Who Do You Trust? When Behavioral Science Fails

Late last week, I was reviewing my Twitter feed and came across a tweet that made no sense to me.

While it’s a common occurrence for me to be baffled by Twitter exchanges, this particular tweet purported to be telling a mathematics joke—and it mentioned Duke University Prof. Dan Ariely, a behavioral scientist known to CM readers for his work related to honesty in insurance claims reporting.

Recalling that Ariely did some early work with InsurTech Lemonade, and that he and Harvard Business School Prof. Max Bazerman have published research that is frequently referenced by executives of Lemonade and Slice Labs, I was curious to find out more about this seemingly cryptic tweet, which suggested that the number of economics graduate students scrutinizing data in Dan Ariely’s research papers “is RANDBETWEEN(50000,1000000).”

The author of the tweet, Adam Davidson, a contributing writer for The New Yorker magazine and author of the book “The Passion Economy,” ended his tweet by flagging his observation as a “Stats joke!” And since I have a degree in mathematics, I went down the Twitter rabbit hole to investigate what in the world this particular “stats joke” was all about.

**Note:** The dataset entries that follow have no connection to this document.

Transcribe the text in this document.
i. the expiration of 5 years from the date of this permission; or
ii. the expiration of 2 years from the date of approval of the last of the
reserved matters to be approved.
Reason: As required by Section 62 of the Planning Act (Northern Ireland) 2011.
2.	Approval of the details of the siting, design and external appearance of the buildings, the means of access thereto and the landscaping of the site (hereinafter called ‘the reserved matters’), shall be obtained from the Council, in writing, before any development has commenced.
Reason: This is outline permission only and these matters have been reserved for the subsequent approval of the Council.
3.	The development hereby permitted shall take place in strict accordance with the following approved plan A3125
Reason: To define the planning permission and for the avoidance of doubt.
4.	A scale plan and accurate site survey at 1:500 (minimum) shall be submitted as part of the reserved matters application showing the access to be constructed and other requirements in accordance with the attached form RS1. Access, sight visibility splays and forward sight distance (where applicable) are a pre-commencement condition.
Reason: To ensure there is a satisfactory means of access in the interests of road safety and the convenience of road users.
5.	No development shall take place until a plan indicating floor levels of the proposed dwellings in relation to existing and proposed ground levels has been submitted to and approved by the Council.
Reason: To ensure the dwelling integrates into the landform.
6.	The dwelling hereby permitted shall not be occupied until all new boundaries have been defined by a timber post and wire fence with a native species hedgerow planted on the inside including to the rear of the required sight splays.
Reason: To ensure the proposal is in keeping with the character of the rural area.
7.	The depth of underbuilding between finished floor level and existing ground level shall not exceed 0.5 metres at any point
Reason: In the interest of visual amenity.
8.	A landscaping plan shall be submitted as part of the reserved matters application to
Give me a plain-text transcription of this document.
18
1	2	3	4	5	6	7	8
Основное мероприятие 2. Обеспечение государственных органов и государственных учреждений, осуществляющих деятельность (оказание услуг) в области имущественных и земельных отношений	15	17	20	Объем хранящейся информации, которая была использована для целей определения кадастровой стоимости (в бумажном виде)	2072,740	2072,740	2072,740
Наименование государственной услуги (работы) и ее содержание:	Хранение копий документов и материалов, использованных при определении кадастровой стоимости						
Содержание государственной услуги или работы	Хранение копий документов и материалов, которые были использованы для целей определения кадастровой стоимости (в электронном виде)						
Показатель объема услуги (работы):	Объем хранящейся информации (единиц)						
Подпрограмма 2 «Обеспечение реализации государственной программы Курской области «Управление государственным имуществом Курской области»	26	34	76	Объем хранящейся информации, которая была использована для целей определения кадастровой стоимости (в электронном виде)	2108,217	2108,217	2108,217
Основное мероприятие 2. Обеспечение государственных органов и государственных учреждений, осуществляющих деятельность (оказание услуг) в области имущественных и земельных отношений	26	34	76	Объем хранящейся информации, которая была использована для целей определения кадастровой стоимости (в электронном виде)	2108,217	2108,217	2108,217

The Ariely-Bazerman research I was remembering has to do with asking people to sign a document, such as a claims submission or an income tax form, before answering questions and providing details instead of at the bottom of the form. The action of pre-signing an honesty pledge is supposed to reduce instances of fraud.

Individually, the two researchers have been cited by InsurTechs on their websites and in publications like Carrier Management and Insurance Journal to support this conclusion, and for related work that scientists have done on behaviors like submitting claims by video—again found to promote honesty.

So, what does the tweet mean?

After some investigation, I found out that RANDBETWEEN(50000,1000000) refers to an Excel function that returns a random number between 50,000 and 1,000,000. But I still wasn’t getting the joke.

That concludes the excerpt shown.